A new report by the Federal Trade Commission says the country's largest grocery companies are gouging consumers, by keeping prices artificially high.
Many grocers, retailers and wholesalers have consolidated to cut costs. Grocers continue to blame supply chain problems, even though regulators have said most of those issues have been resolved.
President of the advocacy group Farm Action, Angela Huffman, said retailers were doing more than making up for lost revenue during the pandemic-era supply chain disruptions - and the FTC report says they continue to do so.
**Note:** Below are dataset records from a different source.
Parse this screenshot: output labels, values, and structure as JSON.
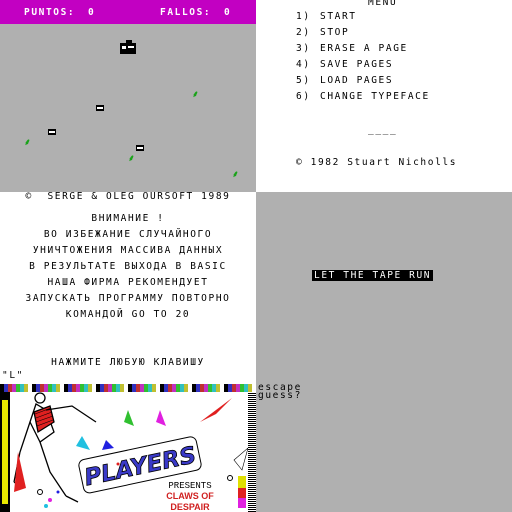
{
  "game": {
    "score_label": "PUNTOS:",
    "score_value": "0",
    "fails_label": "FALLOS:",
    "fails_value": "0",
    "colors": {
      "bar": "#c200c2",
      "field": "#b0b0b0",
      "leaf": "#1aa31a"
    }
  },
  "menu": {
    "title": "MENU",
    "items": [
      {
        "num": "1)",
        "label": "START"
      },
      {
        "num": "2)",
        "label": "STOP"
      },
      {
        "num": "3)",
        "label": "ERASE A PAGE"
      },
      {
        "num": "4)",
        "label": "SAVE PAGES"
      },
      {
        "num": "5)",
        "label": "LOAD PAGES"
      },
      {
        "num": "6)",
        "label": "CHANGE TYPEFACE"
      }
    ],
    "divider": "____",
    "copyright": "© 1982 Stuart Nicholls"
  },
  "russian": {
    "copyright": "©  SERGE & OLEG OURSOFT 1989",
    "heading": "ВНИМАНИЕ !",
    "lines": [
      "ВО ИЗБЕЖАНИЕ СЛУЧАЙНОГО",
      "УНИЧТОЖЕНИЯ МАССИВА ДАННЫХ",
      "В РЕЗУЛЬТАТЕ ВЫХОДА В BASIC",
      "НАША ФИРМА РЕКОМЕНДУЕТ",
      "ЗАПУСКАТЬ ПРОГРАММУ ПОВТОРНО",
      "КОМАНДОЙ GO TO 20"
    ],
    "prompt": "НАЖМИТЕ ЛЮБУЮ КЛАВИШУ"
  },
  "tape": {
    "message": "LET THE TAPE RUN"
  },
  "adventure": {
    "line1": "escape",
    "line2": "guess?"
  },
  "loading": {
    "label": "\"L\"",
    "logo": "PLAYERS",
    "presents": "PRESENTS",
    "title_line1": "CLAWS OF",
    "title_line2": "DESPAIR"
  }
}
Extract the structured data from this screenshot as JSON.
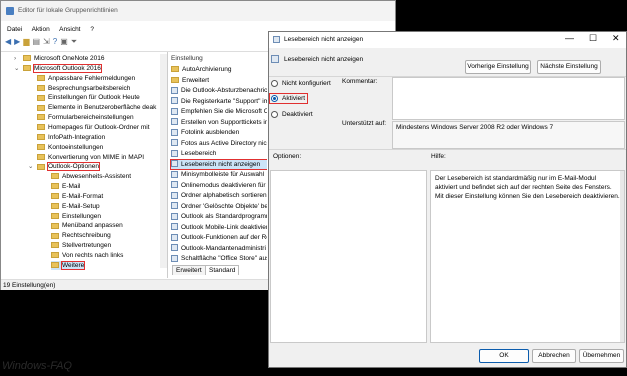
{
  "main_window": {
    "title": "Editor für lokale Gruppenrichtlinien",
    "menu": [
      "Datei",
      "Aktion",
      "Ansicht",
      "?"
    ],
    "tree": [
      {
        "label": "Microsoft OneNote 2016",
        "level": 1
      },
      {
        "label": "Microsoft Outlook 2016",
        "level": 1
      },
      {
        "label": "Anpassbare Fehlermeldungen",
        "level": 2
      },
      {
        "label": "Besprechungsarbeitsbereich",
        "level": 2
      },
      {
        "label": "Einstellungen für Outlook Heute",
        "level": 2
      },
      {
        "label": "Elemente in Benutzeroberfläche deak",
        "level": 2
      },
      {
        "label": "Formularbereicheinstellungen",
        "level": 2
      },
      {
        "label": "Homepages für Outlook-Ordner mit",
        "level": 2
      },
      {
        "label": "InfoPath-Integration",
        "level": 2
      },
      {
        "label": "Kontoeinstellungen",
        "level": 2
      },
      {
        "label": "Konvertierung von MIME in MAPI",
        "level": 2
      },
      {
        "label": "Outlook-Optionen",
        "level": 2
      },
      {
        "label": "Abwesenheits-Assistent",
        "level": 3
      },
      {
        "label": "E-Mail",
        "level": 3
      },
      {
        "label": "E-Mail-Format",
        "level": 3
      },
      {
        "label": "E-Mail-Setup",
        "level": 3
      },
      {
        "label": "Einstellungen",
        "level": 3
      },
      {
        "label": "Menüband anpassen",
        "level": 3
      },
      {
        "label": "Rechtschreibung",
        "level": 3
      },
      {
        "label": "Stellvertretungen",
        "level": 3
      },
      {
        "label": "Von rechts nach links",
        "level": 3
      },
      {
        "label": "Weitere",
        "level": 3
      }
    ],
    "list_header": "Einstellung",
    "list_items": [
      {
        "label": "AutoArchivierung",
        "kind": "folder"
      },
      {
        "label": "Enweitert",
        "kind": "folder"
      },
      {
        "label": "Die Outlook-Absturzbenachric",
        "kind": "policy"
      },
      {
        "label": "Die Registerkarte \"Support\" im",
        "kind": "policy"
      },
      {
        "label": "Empfehlen Sie die Microsoft O",
        "kind": "policy"
      },
      {
        "label": "Erstellen von Supporttickets in",
        "kind": "policy"
      },
      {
        "label": "Fotolink ausblenden",
        "kind": "policy"
      },
      {
        "label": "Fotos aus Active Directory nich",
        "kind": "policy"
      },
      {
        "label": "Lesebereich",
        "kind": "policy"
      },
      {
        "label": "Lesebereich nicht anzeigen",
        "kind": "policy"
      },
      {
        "label": "Minisymbolleiste für Auswahl",
        "kind": "policy"
      },
      {
        "label": "Onlinemodus deaktivieren für",
        "kind": "policy"
      },
      {
        "label": "Ordner alphabetisch sortieren",
        "kind": "policy"
      },
      {
        "label": "Ordner 'Gelöschte Objekte' bei",
        "kind": "policy"
      },
      {
        "label": "Outlook als Standardprogramm",
        "kind": "policy"
      },
      {
        "label": "Outlook Mobile-Link deaktivier",
        "kind": "policy"
      },
      {
        "label": "Outlook-Funktionen auf der Re",
        "kind": "policy"
      },
      {
        "label": "Outlook-Mandantenadministri",
        "kind": "policy"
      },
      {
        "label": "Schaltfläche \"Office Store\" aus",
        "kind": "policy"
      }
    ],
    "tabs": [
      "Erweitert",
      "Standard"
    ],
    "status": "19 Einstellung(en)"
  },
  "dialog": {
    "title": "Lesebereich nicht anzeigen",
    "heading": "Lesebereich nicht anzeigen",
    "prev_button": "Vorherige Einstellung",
    "next_button": "Nächste Einstellung",
    "radios": [
      "Nicht konfiguriert",
      "Aktiviert",
      "Deaktiviert"
    ],
    "comment_label": "Kommentar:",
    "supported_label": "Unterstützt auf:",
    "supported_value": "Mindestens Windows Server 2008 R2 oder Windows 7",
    "options_label": "Optionen:",
    "help_label": "Hilfe:",
    "help_text": "Der Lesebereich ist standardmäßig nur im E-Mail-Modul aktiviert und befindet sich auf der rechten Seite des Fensters. Mit dieser Einstellung können Sie den Lesebereich deaktivieren.",
    "ok": "OK",
    "cancel": "Abbrechen",
    "apply": "Übernehmen"
  },
  "watermark": "Windows-FAQ"
}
"In 2021, the retailer revenues, they rose to more than 6% higher than their total costs, and that those profits are still going up," said Huffman. "So, in the first nine months of 2023, the profits increased to 7%."
At nearly 6.5%, Montana had the nation's ninth-highest grocery price increase in 2023.
The FTC data show Amazon, Kroger and WalMart each gained market share during and after the pandemic - while profits continued to rise.
Other large retailers and wholesalers have consolidated, which they say gives them more buying power and the ability to pass those savings on to customers.
Huffman said that isn't what's happening, and calls on regulators to fine the grocers, or more.
"This would be kind of the farthest extent of what they could do, but go so far as breaking them up," said Huffman. "In years past, they broke up the telephone companies and the railroads and, you know, that would be the ideal outcome for us, is to take away their excessive power."
Huffman also points to a 150% increase in egg prices in 2023, which producers blamed on the avian flu. The FTC says the disease did not justify the drastic price hike.